Closed srikris-sridhar closed 8 months ago
Hi @srikris-sridhar
GPU Convolution for INT8 is slower than FP16
Just please clarify if you meant FP32 instead of FP16.
Do you mean int8 model being slower than fp32 in GpuAcc running on Mali GPU G68
?
I meant FP16, not FP32. Sorry for the typo in the numbers.
This is technically the following (since TFLite downcasts to FP16 for inference)

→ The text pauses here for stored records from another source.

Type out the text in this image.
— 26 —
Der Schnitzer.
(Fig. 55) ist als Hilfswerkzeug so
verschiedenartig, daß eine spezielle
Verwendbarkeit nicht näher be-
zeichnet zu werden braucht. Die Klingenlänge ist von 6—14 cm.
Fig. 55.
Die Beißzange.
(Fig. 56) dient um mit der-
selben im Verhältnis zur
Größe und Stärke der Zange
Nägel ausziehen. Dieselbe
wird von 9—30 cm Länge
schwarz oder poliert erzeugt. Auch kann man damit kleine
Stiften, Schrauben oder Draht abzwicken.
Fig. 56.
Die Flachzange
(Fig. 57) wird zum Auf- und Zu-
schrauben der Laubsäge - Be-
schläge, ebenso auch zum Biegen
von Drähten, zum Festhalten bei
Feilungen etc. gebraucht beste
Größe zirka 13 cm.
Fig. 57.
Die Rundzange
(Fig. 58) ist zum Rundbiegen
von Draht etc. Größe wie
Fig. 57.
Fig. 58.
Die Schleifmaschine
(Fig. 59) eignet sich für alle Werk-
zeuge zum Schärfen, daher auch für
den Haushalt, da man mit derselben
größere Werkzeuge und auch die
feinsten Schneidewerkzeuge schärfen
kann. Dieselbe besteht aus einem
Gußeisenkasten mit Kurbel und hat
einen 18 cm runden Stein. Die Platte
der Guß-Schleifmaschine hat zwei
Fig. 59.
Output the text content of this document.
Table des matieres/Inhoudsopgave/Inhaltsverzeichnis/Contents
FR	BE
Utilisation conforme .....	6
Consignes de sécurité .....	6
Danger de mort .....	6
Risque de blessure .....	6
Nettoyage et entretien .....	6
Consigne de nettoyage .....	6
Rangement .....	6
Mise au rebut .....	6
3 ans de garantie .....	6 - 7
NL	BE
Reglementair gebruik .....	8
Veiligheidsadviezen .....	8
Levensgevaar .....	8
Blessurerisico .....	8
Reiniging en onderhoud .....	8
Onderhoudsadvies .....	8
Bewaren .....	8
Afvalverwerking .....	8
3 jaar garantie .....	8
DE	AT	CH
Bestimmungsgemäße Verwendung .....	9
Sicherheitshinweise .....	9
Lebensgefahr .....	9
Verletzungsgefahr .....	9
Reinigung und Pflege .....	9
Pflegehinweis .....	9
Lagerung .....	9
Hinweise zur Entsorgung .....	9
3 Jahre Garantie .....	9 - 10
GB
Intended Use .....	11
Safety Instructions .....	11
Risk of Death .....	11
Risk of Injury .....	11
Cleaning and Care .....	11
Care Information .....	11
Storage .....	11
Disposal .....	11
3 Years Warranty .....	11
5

CPU (INT8): 2.5ms CPU (FP16): 6.3ms GPU (INT8): 7.2ms GPU (FP16): 8.4ms
Hi @srikris-sridhar
I can confirm that I reproduced the problem on Mali-G57, see below:
LD_LIBRARY_PATH=.:$LD_LIBRARY_PATH ./ExecuteNetwork -c GpuAcc -m ./simple_conv_int8.tflite --iterations 12 | grep Inference
Info: Inference time: 41.74 ms
Info: Inference time: 30.60 ms
Info: Inference time: 31.26 ms
Info: Inference time: 30.85 ms
Info: Inference time: 29.64 ms
Info: Inference time: 30.25 ms
Info: Inference time: 30.24 ms
Info: Inference time: 30.35 ms
Info: Inference time: 30.75 ms
Info: Inference time: 31.25 ms
Info: Inference time: 30.72 ms
Info: Inference time: 30.00 ms
LD_LIBRARY_PATH=.:$LD_LIBRARY_PATH ./ExecuteNetwork -c GpuAcc -m ./simple_conv_fp32.tflite --iterations 12 | grep Inference
Info: Inference time: 36.13 ms
Info: Inference time: 23.24 ms
Info: Inference time: 23.34 ms
Info: Inference time: 22.88 ms
Info: Inference time: 22.97 ms
Info: Inference time: 22.80 ms
Info: Inference time: 23.23 ms
Info: Inference time: 23.43 ms
Info: Inference time: 20.62 ms
Info: Inference time: 23.17 ms
Info: Inference time: 19.25 ms
Info: Inference time: 23.19 ms
Discussing this with the team it looks like there is some work to be done in the GEMM heuristics to choose the right block size.
Hope this helps.
Awesome. Thanks! Looking forward to seeing what can be done here. This seems consistent across many models.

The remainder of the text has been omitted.